Michée Kibwe, auteur du livre « L’éducation financière de l’enfant », est plus dubitatif sur le sujet. Pour lui, les paris sportifs peuvent difficilement enrichir une personne qui manque d’emploi.
 
Il estime que le recours au pari sportif peut servir occasionnellement pour résoudre des problèmes d’argent.
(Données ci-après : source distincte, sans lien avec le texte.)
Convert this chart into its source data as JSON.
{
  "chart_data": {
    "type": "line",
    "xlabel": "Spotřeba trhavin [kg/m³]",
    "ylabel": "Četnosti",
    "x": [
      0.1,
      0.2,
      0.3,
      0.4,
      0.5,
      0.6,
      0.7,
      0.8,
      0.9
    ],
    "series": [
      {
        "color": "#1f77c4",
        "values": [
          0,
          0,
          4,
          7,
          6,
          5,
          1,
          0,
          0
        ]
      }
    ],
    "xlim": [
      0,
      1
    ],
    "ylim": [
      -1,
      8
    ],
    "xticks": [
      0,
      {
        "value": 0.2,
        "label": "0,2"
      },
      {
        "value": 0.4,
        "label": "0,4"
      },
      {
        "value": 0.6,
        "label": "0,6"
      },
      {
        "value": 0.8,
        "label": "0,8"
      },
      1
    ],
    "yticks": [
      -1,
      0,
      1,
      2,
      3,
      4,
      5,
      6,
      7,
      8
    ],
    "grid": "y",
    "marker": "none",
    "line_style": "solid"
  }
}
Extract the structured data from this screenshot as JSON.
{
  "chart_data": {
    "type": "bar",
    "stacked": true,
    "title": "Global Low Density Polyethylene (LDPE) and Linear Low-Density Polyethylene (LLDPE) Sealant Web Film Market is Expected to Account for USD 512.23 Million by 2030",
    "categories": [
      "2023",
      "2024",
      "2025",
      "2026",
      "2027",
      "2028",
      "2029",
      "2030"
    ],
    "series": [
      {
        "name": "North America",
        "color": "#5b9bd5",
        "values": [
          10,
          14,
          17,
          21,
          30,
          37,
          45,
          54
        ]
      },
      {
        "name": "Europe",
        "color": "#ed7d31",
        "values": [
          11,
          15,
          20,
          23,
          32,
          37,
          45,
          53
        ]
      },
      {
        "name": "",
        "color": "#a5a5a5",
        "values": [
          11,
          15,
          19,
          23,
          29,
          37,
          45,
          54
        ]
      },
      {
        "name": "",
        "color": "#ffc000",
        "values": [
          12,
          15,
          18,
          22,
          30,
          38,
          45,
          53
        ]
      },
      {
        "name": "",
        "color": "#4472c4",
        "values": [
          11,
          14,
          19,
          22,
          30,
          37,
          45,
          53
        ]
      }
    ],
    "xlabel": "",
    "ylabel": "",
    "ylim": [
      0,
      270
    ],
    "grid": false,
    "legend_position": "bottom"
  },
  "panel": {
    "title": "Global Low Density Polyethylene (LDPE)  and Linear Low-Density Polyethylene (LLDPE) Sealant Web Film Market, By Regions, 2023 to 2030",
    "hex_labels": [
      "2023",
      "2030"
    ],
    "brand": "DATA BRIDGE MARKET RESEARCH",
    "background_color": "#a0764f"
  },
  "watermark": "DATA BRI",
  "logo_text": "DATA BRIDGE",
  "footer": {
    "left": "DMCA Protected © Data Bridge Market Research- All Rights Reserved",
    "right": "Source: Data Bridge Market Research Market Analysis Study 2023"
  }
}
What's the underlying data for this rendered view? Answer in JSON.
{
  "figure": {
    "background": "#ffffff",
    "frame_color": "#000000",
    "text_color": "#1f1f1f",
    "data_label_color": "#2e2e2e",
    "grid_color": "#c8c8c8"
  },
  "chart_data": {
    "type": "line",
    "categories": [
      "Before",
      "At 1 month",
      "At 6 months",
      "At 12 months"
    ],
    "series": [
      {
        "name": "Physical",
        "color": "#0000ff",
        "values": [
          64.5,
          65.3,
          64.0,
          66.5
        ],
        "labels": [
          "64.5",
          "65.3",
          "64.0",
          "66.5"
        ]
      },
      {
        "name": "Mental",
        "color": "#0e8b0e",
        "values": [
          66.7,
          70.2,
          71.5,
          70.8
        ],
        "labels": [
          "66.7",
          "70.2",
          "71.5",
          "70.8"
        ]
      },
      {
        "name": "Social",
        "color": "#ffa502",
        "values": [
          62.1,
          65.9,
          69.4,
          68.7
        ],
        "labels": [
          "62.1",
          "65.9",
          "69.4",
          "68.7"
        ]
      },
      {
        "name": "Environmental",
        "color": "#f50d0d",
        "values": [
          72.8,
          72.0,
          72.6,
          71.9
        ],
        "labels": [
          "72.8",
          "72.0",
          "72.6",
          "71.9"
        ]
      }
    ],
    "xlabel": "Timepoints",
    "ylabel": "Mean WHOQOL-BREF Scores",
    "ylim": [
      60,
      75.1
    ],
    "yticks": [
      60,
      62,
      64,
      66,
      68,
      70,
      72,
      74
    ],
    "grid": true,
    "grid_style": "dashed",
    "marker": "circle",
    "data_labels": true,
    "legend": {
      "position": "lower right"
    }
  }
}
« Les gens se ruent vers les jeux du hasard parce qu’ils ne sont pas sûrs d’avoir le travail et trouver solution à leurs problèmes financiers », note Michée Kibwe.  
 
Mais il estime qu’il est difficile de lancer même une petite entreprise avec des sommes gagnées au pari sportif.
 
« Les statistiques de ceux qui gagnent l’argent par ces jeux prouvent que la majorité ne sait pas gérer cet argent gagné du coup. Ils sont troublés et sans projets. Ils gaspillent cet argent et reprennent leur vie d’avant », analyse-t-il.
 
Il reconnait néanmoins qu’un petit nombre a réussi à faire prospérer leurs activités.
 
En attendant d’investir dans d’autres activités- s’ils y pensent-, ces jeunes qui déchirent leurs papiers de pari ou les gardent jalousement selon que les paris ont réussi ou pas répèteront encore ces gestes plusieurs fois. Convaincus qu’ils tiennent là un gagne-pain aussi incertain que les dénouements des matches de foot qu’ils ne se lassent pas de regarder.